The restaurant and the public toilets are both located next to the airfield’s free car park. Spectators and restaurant customers are more than welcome to use the car park. To find it, simply look for the upward stretching flight control tower - the car park is located at the base of the tower. Spectators are welcome to watch the flight days and some experiences even allow for spectators to become passengers and enjoy the experience alongside their family member or friend. Alternatively, there are many places on site where you will be able to view the experience. If it is wet or windy then the restaurant is the recommended viewing location.

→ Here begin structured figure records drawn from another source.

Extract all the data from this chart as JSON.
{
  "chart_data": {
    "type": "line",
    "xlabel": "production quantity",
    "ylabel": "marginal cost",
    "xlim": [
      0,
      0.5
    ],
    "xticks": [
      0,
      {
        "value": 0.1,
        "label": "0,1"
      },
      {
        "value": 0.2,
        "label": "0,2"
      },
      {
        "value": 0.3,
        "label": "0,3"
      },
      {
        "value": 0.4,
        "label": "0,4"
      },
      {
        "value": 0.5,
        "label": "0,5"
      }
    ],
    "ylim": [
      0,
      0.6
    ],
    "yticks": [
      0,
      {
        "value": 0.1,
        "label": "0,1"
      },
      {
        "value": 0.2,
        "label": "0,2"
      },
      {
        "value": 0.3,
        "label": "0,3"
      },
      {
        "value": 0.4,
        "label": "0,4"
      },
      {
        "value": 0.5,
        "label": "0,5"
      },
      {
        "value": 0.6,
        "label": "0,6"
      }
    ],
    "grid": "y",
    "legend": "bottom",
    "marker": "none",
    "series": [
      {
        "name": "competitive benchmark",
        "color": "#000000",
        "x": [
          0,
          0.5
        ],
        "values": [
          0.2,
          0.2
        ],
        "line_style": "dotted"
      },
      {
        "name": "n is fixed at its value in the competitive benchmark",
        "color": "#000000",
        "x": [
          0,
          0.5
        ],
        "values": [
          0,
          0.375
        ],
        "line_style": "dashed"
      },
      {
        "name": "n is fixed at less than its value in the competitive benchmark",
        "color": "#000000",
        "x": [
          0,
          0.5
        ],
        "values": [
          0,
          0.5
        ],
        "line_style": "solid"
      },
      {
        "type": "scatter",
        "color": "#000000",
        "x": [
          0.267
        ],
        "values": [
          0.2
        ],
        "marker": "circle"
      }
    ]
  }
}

The airfield is situated just off junction 4 of the M40 and very near to the M4 too, so access by road is easy. If you have a sat nav then Wycombe Air Park’s postcode is SL7 3DP. The airfield is only 25 miles from central London and it only takes 25 minutes to get to Heathrow Airport by road from the airfield, so the location could not be handier.


Wycombe Air Park was not always a public airfield used for experience days. In fact, the airfield began life as RAF Booker (still affectionately known as Booker by locals and frequent flyers in the area). In 1939 the airfield was commissioned in preparation for the impending war and the high ground to the south of High Wycombe was thought to be the perfect location.

The airfield was basic at first, consisting of just a series of runways, but when the RAF officially unveiled its training school at Booker in 1941, four temporary Bellman hangers were erected to house the 72 Tiger Moth planes that were flown in for budding pilots to train in. While the Bellman hangers were thought to be temporary, they stood for around 50 years before being replaced.

The RAF eventually relinquished its role at Booker in 1963 and in 1965 the airfield was leased from Wycombe Council by Airways Aero Associations (part of British Airways), which currently looks after operations at the airfield. It was also then that the name was changed to the current Wycombe Air Park. Over the next few years the airfield was used by many organisations for flying training and weekends, while the local flying enthusiasts began to frequent the location in their spare time. The reputation of the airfield grew to what it currently is today. It is now home to the Airways Flying Club, a group of plane and flying enthusiasts who operate from the airfield, as well as the location for many plane and helicopter experience days. The facilities at the airfield grew over time to include a shop and a restaurant.

Looking to the future, it seems that the location could become even more popular as sports teams are looking to build a stadium at the location to replace Adams Park. This would see Wycombe Wanderers and London Wasps both relocate to the airfield for their home matches, bringing scores of fans with them.